AMY GOODMAN: It’s amazing to think, since we certainly didn’t get it in all the glitz, that Vancouver’s Downtown Eastside is the poorest postal code in all of Canada?

AARON MATÉ: It is, yeah. And what’s striking is that it’s literally just blocks from the main Olympic sites. Really, some of the things that we saw — that department store, where people are lined up down the block just to buy merchandise, it’s about a few blocks away from where the Tent Village was and where residents occupied this vacant condo lot for two weeks. But yeah, the poverty there is striking. It’s visible everywhere.

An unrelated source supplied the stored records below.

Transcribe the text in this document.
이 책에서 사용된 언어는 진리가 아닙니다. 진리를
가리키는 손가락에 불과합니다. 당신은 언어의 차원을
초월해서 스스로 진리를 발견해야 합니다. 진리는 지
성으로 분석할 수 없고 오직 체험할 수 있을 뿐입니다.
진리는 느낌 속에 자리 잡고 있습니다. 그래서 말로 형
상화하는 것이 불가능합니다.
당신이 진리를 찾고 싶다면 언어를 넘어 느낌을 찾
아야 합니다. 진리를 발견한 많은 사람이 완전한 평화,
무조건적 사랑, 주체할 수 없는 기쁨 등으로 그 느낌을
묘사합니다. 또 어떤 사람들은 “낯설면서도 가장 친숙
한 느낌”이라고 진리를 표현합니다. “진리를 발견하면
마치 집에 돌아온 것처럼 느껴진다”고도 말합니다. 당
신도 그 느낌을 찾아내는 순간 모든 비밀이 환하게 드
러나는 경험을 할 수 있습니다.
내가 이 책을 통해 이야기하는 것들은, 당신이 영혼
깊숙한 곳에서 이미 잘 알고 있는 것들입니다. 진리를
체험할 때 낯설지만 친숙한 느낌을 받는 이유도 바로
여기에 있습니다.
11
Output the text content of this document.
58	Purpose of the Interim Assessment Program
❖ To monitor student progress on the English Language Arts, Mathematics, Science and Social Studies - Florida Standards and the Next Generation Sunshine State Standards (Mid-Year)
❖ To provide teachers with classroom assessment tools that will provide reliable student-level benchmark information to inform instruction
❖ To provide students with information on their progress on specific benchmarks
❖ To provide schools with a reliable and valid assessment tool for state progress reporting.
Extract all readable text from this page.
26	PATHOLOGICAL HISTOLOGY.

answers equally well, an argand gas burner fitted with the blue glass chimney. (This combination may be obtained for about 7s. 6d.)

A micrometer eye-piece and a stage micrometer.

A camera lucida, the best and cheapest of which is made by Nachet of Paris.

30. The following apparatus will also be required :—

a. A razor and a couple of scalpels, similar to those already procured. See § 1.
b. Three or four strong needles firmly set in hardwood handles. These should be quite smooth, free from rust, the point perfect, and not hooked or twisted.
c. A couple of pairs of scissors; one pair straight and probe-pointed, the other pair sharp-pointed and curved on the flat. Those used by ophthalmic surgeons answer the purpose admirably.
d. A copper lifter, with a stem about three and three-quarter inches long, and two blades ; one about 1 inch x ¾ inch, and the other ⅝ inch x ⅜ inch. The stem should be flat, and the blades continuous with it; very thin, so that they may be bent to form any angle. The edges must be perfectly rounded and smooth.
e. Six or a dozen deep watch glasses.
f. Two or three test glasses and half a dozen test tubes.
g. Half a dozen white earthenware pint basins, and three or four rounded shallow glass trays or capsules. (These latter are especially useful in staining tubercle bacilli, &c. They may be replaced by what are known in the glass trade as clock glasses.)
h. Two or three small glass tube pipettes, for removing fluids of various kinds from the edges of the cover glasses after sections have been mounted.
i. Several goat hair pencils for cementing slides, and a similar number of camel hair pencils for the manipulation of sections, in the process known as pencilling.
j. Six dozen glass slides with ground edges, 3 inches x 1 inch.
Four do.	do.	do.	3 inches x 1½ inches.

AMY GOODMAN: And the tent city did have a victory.

AARON MATÉ: It did. It was amazing. This actually was just announced yesterday. This condo lot was a contentious place, and people were quite nervous about it when it was first purchased. It’s seen as a site of gentrification. And so it was taken over, and people brought in tents, over forty tents. There were campfires, people watching around the clock. They demanded housing, and they got it. The city awarded housing to forty-one people. Every single homeless person that was living at tent city that they could account for have now been given a place in social housing.

AMY GOODMAN: Well, I want to thank you very much for an excellent report, Aaron, and it’s nice to have you back. Aaron Maté, Democracy Now! producer.